Source: Happiest peasant: a Russian tycoon: Mark Franchetti – Times Online

AFTER becoming one of post-communist Russia’s first millionaires at the age of 24, German Sterligov lost no time building a financial empire with offices in Wall Street and Mayfair. Now, at 39, he has tired of life in the fast lane.

He has given up the two private planes and the fleet of luxurious cars, the four-storey Moscow mansion and the Manhattan penthouse.

In their place he has acquired a horse and a tractor, and moved his wife and five children into a three-bedroomed wooden house with no electricity or gas on a patchwork of fields surrounded by forbidding forest. Sterligov the international whiz-kid has become a humble peasant.

Until recently he brokered lucrative deals and tended a fortune which, at its peak, stood at hundreds of millions of dollars. Last week he was looking after pigs and sheep.

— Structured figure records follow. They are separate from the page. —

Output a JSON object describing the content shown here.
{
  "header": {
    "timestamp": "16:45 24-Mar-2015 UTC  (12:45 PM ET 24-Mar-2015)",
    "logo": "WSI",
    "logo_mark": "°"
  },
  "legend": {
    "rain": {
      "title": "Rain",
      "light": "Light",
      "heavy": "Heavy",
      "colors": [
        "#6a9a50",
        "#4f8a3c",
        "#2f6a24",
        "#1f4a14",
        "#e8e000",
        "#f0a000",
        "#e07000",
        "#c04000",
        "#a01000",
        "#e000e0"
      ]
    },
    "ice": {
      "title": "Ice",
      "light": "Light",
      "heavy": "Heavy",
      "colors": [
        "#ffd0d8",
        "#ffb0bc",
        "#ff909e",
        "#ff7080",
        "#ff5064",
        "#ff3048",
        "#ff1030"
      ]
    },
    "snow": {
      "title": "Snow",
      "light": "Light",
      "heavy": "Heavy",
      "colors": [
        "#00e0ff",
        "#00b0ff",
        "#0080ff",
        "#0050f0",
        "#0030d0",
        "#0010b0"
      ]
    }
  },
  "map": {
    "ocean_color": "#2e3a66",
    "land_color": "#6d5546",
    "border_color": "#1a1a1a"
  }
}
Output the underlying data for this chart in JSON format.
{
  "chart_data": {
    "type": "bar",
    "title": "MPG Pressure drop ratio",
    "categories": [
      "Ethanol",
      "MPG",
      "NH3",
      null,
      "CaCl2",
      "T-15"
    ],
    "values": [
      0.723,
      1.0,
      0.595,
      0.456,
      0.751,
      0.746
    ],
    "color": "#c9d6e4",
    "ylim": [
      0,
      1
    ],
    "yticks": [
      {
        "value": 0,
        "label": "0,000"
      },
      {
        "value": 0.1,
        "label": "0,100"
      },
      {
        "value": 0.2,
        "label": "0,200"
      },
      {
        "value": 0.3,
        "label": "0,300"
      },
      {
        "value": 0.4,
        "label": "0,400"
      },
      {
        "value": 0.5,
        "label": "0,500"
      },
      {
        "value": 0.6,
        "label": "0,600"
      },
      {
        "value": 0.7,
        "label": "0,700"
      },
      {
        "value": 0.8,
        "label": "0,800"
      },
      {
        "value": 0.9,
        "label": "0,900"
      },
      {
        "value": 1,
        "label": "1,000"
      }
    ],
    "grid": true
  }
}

The family bakes its own bread and instead of champagne, Sterligov and Lena, his wife of 17 years, drink milk from their own cows, and kvas, a brown alcoholic brew made with birch-tree juice.

In summer their small corner of countryside 100 miles south of Moscow is infested with mosquitoes and in winter, when temperatures can drop to
-45C, the house is heated by a wood-burning stove and lit with candles.